The super-combined is intended as a measure of overall skill, by forcing skiers to be adept at two types of racing. At the 1936 Olympics, the first with Alpine skiing, the men’s and women’s combined were the only medal events.
But its importance has been diminished on the World Cup circuit, which no longer awards a season title in the discipline, and there’s even been some chatter about dropping it from the Olympic schedule one day.
Kostelic bristled when a reporter told him some members of Austria’s team wouldn’t miss the super-combined if it went away.
”The first thing is that the Austrians don’t feel like it because they’re not good at it,” Kostelic shot back. ”The second thing is, in Alpine skiing, combined is the toughest discipline, because it connects two impossible things. It’s like a sprint and a mile run.”
He was just getting started.
Kostelic offered an impassioned defense of the super-combined – makes sense, given his repeated success – and said anyone who would talk about eliminating it from the Olympics, ”if he’s a skier, is probably not sane.” Noting that other sports keep adding events – ”snowballing” might be next, he joked – Kostelic said it would be wrong to take away one of skiing’s medal races.
At 34, Kostelic is the second-oldest Alpine medalist in Olympic history, about three months younger than Norway’s Kjetil Andre Aamodt was when he won the super-G gold in 2006.
Add in his silver – what else? – from the 2010 slalom, and Kostelic has won four medals. That brings the Kostelic family total to 10, because his younger sister Janica retired with six, a record four golds and two silvers.

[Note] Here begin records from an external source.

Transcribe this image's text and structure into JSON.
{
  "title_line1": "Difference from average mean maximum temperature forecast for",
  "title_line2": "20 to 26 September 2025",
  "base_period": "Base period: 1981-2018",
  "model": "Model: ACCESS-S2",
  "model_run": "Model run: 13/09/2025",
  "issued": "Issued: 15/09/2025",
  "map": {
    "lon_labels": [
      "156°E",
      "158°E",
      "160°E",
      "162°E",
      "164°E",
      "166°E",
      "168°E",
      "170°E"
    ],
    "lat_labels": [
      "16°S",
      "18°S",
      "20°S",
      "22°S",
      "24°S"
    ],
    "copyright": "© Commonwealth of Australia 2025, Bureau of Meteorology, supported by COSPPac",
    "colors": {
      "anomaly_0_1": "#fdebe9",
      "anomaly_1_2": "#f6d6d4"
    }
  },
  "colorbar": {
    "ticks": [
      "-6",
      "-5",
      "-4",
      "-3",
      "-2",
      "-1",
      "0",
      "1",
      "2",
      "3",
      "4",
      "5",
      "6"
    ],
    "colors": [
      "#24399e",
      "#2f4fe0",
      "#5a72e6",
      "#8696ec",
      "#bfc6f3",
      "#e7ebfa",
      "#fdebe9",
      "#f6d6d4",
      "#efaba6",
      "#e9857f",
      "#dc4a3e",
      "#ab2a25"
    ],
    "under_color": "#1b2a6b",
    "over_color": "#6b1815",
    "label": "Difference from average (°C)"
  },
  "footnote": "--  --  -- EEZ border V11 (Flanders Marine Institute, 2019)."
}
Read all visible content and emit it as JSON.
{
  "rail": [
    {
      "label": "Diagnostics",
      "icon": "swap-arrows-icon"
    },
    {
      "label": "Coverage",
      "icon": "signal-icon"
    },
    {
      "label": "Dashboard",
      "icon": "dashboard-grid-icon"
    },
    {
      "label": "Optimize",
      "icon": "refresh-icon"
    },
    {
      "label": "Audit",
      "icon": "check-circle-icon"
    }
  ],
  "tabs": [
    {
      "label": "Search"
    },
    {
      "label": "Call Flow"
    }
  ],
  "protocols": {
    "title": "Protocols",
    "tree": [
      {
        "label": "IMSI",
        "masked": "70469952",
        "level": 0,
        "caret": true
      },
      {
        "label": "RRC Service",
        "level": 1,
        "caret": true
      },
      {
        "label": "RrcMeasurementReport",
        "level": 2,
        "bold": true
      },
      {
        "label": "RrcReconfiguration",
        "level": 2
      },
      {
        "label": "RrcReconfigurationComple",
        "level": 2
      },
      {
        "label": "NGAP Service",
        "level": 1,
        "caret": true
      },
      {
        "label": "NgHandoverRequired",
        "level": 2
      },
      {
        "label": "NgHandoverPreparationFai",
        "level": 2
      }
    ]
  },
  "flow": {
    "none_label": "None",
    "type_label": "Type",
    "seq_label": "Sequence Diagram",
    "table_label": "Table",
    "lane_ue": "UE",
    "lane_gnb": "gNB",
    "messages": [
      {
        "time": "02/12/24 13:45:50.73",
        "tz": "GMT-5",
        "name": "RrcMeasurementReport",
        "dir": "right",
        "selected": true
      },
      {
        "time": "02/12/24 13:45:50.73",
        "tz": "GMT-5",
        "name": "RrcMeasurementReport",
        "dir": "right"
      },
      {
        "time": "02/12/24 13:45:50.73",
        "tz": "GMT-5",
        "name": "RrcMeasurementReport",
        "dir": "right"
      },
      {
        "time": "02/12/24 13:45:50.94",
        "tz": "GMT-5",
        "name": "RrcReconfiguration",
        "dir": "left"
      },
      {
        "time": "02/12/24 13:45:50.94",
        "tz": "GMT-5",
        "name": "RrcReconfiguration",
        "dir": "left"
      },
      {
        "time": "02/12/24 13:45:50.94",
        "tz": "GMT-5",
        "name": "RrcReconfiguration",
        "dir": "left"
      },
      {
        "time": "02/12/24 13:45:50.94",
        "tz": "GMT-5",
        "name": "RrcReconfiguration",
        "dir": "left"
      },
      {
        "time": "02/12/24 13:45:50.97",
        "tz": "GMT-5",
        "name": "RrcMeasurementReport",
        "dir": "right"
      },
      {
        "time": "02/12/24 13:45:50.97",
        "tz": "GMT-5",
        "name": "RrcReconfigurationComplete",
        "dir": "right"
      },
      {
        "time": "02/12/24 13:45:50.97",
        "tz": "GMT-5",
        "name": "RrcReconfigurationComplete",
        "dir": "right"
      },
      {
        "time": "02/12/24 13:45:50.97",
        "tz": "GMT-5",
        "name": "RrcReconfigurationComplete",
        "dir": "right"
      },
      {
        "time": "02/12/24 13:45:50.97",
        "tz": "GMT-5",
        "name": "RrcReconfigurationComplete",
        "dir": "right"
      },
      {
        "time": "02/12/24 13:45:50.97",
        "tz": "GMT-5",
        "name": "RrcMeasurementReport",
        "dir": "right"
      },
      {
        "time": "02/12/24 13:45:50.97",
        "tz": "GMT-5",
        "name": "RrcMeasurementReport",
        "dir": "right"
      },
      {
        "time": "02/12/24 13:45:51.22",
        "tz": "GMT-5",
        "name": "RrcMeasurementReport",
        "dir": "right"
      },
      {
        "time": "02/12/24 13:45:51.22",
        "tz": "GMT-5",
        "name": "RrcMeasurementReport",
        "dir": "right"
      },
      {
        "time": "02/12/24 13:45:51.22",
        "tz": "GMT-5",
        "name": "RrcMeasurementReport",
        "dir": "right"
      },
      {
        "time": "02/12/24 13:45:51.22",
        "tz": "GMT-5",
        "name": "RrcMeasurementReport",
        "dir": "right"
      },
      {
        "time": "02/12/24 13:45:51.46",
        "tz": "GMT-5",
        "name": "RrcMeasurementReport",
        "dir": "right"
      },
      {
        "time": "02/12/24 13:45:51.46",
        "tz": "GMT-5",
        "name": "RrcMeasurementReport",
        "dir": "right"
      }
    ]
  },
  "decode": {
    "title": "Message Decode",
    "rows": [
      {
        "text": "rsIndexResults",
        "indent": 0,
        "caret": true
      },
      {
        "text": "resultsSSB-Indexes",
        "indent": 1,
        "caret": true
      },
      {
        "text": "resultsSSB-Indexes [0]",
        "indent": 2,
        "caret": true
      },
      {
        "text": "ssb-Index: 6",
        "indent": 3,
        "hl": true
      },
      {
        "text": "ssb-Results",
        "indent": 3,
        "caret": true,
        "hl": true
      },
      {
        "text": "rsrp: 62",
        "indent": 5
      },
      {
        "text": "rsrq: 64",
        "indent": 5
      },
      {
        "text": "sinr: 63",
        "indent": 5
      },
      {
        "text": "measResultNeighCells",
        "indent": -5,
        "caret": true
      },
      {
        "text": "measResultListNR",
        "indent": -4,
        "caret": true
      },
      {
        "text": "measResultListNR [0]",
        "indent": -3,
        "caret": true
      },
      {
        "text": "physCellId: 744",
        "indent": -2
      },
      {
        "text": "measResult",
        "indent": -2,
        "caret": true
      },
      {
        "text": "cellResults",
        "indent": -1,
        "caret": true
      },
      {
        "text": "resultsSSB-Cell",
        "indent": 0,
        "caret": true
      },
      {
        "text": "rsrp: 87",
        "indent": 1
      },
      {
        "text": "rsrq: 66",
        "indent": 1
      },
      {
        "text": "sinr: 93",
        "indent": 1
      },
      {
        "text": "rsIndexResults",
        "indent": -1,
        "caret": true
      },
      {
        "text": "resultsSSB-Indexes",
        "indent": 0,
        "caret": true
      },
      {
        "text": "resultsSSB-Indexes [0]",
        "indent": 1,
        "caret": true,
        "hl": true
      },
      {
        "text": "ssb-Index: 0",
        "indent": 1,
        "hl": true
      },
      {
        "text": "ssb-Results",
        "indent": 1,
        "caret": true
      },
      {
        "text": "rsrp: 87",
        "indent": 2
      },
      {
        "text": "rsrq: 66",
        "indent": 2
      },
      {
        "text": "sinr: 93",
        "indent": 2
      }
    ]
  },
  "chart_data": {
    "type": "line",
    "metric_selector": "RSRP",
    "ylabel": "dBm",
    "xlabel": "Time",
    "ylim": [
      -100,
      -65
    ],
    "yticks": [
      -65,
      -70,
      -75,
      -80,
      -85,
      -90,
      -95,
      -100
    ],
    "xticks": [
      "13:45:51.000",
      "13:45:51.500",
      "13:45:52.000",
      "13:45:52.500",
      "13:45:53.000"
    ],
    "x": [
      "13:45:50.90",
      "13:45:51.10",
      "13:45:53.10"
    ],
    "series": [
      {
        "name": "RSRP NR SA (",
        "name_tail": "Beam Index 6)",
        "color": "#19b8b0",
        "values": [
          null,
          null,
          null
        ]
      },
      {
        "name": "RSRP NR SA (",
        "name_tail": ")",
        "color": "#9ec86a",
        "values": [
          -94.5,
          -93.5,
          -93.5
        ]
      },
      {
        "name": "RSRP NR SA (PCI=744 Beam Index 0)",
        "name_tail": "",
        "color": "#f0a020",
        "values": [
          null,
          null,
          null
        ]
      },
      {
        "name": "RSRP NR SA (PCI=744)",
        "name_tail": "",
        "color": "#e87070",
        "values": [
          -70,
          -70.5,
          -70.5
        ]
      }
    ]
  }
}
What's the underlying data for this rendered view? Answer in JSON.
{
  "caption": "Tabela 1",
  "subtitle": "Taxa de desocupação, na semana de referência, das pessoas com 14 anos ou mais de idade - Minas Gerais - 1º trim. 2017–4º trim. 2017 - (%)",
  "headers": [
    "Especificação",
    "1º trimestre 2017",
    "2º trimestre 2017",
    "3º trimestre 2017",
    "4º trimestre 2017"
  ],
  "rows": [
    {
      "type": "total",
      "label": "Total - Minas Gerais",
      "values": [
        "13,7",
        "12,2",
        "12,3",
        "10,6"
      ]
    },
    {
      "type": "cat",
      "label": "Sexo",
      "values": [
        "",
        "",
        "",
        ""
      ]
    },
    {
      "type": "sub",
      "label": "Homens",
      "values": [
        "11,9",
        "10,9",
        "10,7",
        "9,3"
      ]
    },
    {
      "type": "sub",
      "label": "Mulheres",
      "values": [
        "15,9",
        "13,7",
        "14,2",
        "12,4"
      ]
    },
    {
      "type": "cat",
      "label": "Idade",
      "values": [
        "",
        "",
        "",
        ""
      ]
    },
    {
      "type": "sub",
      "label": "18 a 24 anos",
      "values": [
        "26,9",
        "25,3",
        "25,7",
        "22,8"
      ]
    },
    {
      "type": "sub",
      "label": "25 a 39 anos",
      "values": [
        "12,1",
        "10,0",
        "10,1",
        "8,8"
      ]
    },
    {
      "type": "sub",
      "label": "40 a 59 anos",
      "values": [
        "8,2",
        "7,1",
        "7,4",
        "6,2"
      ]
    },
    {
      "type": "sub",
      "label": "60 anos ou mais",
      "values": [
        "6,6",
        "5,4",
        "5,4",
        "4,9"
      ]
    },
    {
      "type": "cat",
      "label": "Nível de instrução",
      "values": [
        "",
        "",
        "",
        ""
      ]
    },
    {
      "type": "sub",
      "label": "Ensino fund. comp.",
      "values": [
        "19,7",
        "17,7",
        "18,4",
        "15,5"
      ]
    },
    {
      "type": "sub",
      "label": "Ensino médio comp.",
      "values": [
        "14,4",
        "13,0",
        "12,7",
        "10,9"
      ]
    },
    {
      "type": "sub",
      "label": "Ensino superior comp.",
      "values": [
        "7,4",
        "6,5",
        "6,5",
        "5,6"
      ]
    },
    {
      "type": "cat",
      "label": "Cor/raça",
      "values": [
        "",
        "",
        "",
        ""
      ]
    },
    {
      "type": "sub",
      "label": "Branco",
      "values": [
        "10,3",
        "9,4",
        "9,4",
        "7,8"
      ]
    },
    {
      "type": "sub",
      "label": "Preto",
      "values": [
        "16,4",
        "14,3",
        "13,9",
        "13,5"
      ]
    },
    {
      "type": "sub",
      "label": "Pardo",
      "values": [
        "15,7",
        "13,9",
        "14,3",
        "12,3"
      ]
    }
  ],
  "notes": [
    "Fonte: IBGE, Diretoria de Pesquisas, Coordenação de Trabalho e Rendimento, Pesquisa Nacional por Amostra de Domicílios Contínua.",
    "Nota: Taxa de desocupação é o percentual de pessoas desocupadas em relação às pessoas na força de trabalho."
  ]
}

”From Zagreb, from Croatia, without mountains. I must be satisfied,” said their father, Ante, who set up Friday’s slalom course, a tricky series of gates placed at oddly alternating intervals. ”In two Olympic Games, I’m with my daughter. Three Olympic Games with my son. You know, for me – like a coach, like a trainer – it’s a big responsibility.”
His son has been told many times that silver is not as good as gold.
But that’s OK.
”People are always like, `You know, the silver is just one tiny step away from the gold.’ And at first, when I came into the finish, I was a bit disappointed,” Ivica Kostelic said. ”But silver is good. … People on the podium have changed, and I stayed there.”
AP Sports Writers Andrew Dampf, Pat Graham and Graham Dunbar contributed to this report.